My big beef is actually that there is never any proper cost benefit analysis. Everything is said to be "for the benefit of the consumer" as though that justifies anything. But one day the consumer advocates might wake up and see that the costs of supplier compliance are rising every day, and that it is the consumer who is actually paying those costs by way of higher fees and interest rates.
I think the Regulatory Impact Statements provided by Government and officials are largely a crock and are nothing more than a tick-cross explanation (sans any calculations supporting) of which options of the ones they considered they preferred.
IMO Treasury has lost the hard analytic focus they used to have - they too are into feelings over facts. That's a big loss of c0nsumer welfare.
On 27 November 2021 at 12:29 pm Tim Williams said:
It is currently unclear the extent COFI will impact on intermediaries, so it is too early to say if CoFI will heighten the regulatory burden on advisers.

Initially there was going to be considerable additional requirements on intermediaries, but industry submissions including those from IBANZ, FSC, FSF successfully persuaded MBIE to remove them, largely on the basis that they would duplicate the FSLAA initiatives.

But then it was found that the removal of direct requirements on intermediaries had been replaced with financial institution obligations which would mean intermediaries would be subject to similar responsibilities indirectly.

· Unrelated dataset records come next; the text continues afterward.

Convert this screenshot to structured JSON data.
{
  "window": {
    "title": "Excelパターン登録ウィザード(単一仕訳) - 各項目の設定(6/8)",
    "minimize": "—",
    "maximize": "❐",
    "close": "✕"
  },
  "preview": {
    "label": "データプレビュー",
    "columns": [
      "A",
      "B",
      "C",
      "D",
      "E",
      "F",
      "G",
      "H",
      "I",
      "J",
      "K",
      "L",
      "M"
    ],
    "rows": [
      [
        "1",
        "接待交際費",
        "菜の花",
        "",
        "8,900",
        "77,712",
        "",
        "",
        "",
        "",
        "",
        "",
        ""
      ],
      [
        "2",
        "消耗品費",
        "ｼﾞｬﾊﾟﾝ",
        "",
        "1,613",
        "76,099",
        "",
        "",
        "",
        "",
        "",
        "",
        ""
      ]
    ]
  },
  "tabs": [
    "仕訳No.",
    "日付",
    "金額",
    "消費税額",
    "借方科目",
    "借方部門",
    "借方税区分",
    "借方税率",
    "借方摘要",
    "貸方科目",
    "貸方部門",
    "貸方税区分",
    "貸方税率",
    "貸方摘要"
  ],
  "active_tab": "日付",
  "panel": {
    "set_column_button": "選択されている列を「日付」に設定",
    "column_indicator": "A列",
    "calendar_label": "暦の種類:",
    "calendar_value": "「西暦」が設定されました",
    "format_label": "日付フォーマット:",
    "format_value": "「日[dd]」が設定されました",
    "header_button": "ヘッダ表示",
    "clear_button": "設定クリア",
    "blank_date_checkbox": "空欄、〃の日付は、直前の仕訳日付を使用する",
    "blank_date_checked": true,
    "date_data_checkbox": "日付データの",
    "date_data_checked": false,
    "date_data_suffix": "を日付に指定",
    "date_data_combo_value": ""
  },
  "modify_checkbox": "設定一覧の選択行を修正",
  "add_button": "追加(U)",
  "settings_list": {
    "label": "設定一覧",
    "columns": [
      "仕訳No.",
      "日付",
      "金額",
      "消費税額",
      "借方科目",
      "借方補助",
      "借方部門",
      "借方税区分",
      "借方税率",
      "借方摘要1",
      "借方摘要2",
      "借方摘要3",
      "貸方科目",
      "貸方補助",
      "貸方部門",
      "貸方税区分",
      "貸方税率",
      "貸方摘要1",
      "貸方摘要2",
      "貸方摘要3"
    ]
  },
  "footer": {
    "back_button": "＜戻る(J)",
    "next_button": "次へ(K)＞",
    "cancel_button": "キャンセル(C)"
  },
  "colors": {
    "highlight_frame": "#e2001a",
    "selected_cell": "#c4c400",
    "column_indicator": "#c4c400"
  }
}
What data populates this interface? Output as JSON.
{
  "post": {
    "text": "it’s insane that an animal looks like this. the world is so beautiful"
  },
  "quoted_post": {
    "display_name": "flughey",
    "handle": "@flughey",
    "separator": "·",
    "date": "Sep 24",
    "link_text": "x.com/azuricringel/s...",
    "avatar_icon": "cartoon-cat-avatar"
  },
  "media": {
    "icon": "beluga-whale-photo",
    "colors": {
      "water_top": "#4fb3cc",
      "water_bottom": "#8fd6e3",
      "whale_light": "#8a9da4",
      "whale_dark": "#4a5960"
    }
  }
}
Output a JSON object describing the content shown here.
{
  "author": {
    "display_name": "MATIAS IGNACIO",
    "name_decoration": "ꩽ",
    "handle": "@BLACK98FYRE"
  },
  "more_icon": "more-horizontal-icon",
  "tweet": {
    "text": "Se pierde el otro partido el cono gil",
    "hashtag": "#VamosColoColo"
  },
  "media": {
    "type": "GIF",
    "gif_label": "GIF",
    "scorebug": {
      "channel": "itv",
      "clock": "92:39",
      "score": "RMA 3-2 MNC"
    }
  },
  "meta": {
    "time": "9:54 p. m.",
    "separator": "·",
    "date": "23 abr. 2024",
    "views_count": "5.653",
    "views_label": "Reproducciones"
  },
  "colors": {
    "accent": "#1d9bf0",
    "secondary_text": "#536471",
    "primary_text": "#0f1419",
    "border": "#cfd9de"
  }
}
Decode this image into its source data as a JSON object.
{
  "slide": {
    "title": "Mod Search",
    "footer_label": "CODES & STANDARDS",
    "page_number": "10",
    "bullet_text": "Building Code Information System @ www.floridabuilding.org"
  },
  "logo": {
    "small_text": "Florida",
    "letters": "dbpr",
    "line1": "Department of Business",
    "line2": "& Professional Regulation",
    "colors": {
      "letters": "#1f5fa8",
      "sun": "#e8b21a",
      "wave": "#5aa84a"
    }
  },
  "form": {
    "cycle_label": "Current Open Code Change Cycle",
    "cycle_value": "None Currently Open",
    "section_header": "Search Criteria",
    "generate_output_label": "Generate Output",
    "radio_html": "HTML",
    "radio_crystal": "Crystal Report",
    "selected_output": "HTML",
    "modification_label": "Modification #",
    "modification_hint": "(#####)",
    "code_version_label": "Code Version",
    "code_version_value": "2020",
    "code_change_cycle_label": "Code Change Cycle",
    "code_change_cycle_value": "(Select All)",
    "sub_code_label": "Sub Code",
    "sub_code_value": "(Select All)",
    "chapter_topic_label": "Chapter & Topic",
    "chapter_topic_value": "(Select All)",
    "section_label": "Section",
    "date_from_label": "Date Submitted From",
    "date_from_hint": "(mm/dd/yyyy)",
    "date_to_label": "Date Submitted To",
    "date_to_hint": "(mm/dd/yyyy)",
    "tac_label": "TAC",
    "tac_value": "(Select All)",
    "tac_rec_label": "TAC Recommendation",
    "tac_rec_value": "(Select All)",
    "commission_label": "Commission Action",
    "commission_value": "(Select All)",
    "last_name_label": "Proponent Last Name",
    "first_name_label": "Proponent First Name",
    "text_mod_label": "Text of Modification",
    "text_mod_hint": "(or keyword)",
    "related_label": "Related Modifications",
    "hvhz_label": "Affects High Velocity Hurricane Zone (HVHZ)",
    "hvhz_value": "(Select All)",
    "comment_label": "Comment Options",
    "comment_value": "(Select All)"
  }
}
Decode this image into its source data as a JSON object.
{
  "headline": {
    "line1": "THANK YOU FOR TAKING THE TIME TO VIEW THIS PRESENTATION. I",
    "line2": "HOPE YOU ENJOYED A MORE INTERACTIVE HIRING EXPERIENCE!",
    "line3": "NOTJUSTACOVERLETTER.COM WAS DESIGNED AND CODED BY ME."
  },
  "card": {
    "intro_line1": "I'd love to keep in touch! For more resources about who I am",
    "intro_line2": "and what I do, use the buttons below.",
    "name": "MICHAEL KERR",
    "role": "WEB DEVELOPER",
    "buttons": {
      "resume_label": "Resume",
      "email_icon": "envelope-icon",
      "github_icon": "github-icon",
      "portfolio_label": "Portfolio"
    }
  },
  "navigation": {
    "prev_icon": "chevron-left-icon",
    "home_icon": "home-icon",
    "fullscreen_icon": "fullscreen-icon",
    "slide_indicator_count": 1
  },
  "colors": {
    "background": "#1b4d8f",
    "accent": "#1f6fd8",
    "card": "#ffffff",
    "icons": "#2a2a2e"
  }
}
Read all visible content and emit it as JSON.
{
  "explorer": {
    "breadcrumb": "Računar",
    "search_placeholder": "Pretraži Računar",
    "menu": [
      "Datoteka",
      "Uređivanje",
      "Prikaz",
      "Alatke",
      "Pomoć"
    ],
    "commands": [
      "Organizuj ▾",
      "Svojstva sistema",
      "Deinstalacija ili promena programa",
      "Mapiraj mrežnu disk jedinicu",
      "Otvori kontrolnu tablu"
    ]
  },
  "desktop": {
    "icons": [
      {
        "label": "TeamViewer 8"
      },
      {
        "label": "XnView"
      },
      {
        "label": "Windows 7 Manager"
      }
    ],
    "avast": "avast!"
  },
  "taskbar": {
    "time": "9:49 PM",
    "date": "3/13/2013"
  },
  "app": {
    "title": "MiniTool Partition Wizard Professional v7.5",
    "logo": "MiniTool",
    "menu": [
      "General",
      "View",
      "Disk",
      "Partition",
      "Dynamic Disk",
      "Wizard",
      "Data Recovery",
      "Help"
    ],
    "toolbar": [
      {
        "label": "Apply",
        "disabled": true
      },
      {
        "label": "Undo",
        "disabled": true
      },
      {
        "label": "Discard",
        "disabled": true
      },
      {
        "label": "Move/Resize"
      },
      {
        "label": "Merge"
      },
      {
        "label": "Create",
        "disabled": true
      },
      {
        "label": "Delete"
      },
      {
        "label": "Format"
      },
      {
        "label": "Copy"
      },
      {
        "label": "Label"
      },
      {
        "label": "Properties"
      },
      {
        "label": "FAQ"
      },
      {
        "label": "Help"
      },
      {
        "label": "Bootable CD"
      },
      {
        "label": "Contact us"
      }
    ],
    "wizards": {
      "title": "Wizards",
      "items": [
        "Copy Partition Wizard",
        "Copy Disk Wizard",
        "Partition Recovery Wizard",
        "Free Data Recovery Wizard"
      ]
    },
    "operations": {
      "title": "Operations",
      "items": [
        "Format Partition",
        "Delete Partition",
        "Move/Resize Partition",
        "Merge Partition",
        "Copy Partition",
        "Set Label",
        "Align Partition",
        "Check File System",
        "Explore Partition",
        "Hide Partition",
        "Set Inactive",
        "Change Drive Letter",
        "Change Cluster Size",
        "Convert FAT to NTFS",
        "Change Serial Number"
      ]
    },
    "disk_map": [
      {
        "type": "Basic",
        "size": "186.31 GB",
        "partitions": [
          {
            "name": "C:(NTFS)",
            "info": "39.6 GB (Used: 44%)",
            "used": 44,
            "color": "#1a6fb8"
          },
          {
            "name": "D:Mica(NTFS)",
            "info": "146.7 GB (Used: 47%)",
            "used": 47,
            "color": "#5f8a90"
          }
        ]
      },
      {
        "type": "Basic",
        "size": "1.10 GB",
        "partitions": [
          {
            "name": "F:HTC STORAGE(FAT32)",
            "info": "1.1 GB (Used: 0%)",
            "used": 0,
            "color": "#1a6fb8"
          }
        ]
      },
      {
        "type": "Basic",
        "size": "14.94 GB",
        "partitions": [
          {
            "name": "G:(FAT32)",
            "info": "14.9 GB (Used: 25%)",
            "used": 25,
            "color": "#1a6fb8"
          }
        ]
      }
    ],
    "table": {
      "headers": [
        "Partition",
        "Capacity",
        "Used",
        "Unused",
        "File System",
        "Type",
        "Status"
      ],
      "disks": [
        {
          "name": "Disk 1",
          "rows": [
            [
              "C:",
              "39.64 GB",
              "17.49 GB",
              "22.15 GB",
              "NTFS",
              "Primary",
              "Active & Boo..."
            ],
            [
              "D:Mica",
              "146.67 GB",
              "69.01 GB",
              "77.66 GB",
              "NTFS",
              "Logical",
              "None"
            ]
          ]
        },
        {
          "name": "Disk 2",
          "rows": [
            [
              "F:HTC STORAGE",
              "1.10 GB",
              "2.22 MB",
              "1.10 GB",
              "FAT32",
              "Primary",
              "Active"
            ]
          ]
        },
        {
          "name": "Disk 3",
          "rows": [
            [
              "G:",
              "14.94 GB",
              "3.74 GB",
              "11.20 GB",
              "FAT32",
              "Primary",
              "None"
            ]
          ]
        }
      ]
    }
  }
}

Again the industry groups and others responded to MBIE that the Minister’s assurances that intermediary requirements would be removed, would not be carried through in practice.

We are waiting for the outcome of another round of consultation, but feedback is that MBIE is listening and changes will be made to ensure that the financial institutions’ fair conduct programme requirements will not impose significant burdens on intermediaries, that the FSLAA reforms will be given the opportunity to work before any further changes are made, and that a principles approach will be adopted.

We await the outcome of this process before we can say the desired outcome has been achieved.